For with much wisdom comes much sorrow;
the more knowledge, the more grief. Ecclesiastes 1:16-18
            Solomon makes the point that getting smarter doesn’t make you wiser.  Intelligence is the accumulation of information.  Wisdom is the application of experience.
            Smart people know what to do but don’t necessarily apply what they’ve learned.
            College pushes the consumption of information, but usually fails in teaching students how to live life better, unless a better job means a better life to them.
            Also, intelligent people accumulate only a certain type of information that they want to acquire and leave out what they don’t think matters.  This is biased information-gathering and can miss the truth, basing their intelligence on emotion and feelings.
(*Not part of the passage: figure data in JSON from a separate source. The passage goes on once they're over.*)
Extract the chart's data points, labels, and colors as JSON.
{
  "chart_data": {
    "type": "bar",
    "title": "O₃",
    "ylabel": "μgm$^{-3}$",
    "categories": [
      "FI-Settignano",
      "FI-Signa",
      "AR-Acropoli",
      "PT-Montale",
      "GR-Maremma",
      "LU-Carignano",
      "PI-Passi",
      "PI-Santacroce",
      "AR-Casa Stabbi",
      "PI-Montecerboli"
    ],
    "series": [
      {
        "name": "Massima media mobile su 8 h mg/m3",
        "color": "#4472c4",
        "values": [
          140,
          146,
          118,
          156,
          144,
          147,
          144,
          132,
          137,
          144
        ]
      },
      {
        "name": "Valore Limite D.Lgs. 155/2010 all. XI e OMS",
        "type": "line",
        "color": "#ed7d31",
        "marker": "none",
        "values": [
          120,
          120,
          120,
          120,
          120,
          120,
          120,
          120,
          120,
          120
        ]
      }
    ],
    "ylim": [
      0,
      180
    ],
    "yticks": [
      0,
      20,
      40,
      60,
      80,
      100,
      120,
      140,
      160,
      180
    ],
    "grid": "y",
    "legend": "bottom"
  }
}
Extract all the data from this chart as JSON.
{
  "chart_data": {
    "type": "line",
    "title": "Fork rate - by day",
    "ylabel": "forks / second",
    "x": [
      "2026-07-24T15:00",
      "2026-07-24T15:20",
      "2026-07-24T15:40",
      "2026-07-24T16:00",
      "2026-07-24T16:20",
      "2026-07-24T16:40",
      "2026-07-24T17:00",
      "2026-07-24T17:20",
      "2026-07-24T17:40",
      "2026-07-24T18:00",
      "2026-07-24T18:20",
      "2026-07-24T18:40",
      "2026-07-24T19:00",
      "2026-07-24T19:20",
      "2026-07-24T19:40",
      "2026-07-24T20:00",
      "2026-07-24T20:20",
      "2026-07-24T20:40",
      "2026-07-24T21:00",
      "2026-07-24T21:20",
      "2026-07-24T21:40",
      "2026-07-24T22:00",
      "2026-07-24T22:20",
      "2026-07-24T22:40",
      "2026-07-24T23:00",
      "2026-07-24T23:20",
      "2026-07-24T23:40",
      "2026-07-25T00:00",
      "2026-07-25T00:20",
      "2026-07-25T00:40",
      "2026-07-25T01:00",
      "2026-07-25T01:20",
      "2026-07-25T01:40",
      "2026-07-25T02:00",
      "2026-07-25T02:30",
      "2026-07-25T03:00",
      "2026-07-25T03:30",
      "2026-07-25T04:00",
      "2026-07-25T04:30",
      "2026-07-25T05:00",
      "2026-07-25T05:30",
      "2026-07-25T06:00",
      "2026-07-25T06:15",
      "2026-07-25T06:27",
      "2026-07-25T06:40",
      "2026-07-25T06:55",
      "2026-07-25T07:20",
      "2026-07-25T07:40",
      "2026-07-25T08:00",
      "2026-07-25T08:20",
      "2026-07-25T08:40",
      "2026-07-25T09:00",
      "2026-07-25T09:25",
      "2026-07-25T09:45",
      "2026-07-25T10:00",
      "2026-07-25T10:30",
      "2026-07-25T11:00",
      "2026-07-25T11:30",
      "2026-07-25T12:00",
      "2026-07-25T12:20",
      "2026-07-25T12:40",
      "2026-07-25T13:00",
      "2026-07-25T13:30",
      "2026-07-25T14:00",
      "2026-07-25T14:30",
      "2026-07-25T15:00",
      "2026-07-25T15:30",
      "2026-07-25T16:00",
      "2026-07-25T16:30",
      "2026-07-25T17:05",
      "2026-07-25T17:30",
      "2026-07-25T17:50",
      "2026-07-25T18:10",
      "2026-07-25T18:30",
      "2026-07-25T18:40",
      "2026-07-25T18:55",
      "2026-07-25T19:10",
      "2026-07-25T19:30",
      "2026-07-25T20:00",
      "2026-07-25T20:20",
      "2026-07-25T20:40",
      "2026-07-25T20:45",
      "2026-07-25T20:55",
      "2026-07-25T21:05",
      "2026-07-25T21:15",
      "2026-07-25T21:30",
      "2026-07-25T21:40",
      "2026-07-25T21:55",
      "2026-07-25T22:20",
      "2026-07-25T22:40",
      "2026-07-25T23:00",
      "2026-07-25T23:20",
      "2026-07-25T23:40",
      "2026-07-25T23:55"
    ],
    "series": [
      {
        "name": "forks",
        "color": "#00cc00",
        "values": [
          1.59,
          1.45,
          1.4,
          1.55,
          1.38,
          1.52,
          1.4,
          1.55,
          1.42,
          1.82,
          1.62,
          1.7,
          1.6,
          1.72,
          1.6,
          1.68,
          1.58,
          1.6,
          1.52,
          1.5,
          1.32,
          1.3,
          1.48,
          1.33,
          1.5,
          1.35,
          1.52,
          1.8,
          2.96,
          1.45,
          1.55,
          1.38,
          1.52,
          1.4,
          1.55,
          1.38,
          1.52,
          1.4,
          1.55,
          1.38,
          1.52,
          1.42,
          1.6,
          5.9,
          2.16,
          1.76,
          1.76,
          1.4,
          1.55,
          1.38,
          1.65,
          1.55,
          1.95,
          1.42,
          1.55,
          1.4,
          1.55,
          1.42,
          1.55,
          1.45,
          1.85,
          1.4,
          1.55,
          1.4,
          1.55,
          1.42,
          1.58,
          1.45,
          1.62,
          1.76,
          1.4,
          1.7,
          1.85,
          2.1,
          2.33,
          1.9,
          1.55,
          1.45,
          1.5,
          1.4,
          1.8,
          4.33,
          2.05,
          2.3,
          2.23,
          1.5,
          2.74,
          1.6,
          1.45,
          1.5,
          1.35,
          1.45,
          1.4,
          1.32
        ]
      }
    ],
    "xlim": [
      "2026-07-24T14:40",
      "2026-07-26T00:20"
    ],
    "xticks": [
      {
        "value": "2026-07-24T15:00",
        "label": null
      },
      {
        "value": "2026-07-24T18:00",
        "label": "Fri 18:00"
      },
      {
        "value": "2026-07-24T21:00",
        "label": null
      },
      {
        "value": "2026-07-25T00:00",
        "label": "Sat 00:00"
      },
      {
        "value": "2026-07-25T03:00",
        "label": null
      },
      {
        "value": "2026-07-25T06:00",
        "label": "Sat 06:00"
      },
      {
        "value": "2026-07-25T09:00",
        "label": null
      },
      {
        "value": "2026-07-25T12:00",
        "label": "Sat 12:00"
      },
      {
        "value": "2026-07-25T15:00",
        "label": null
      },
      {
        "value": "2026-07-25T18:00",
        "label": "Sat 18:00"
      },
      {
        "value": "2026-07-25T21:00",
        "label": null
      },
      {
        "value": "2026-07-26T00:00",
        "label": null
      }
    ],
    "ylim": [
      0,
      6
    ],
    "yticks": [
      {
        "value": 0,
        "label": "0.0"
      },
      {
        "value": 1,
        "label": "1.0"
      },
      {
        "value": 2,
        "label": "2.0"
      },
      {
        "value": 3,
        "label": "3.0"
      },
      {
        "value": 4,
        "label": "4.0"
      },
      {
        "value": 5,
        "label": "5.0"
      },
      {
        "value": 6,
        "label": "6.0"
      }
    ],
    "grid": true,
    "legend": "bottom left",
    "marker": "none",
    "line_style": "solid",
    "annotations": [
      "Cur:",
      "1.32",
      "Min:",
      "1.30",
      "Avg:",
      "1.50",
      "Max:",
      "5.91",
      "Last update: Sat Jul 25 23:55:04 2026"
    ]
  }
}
            Colleges hire professors who fit a certain mold and communicate a certain agenda so you have to be careful.
            Solomon’s final point in verse 18 says the more we know, the sadder we become.  That is true.  When we dig deep into any issue, we discover heartache, betrayal, dead-ends and cover-ups.
            Colleges have a high suicide rate as pressure and expectation push people to the brink.  Some who go to college do come to the realization that their own lives are meaningless, falling short and put themselves in last place.
            Going to a college where you feel God called you, doing something you feel God wants you to do, and reaching people at college for Jesus Christ, gives the college experience lots of meaning.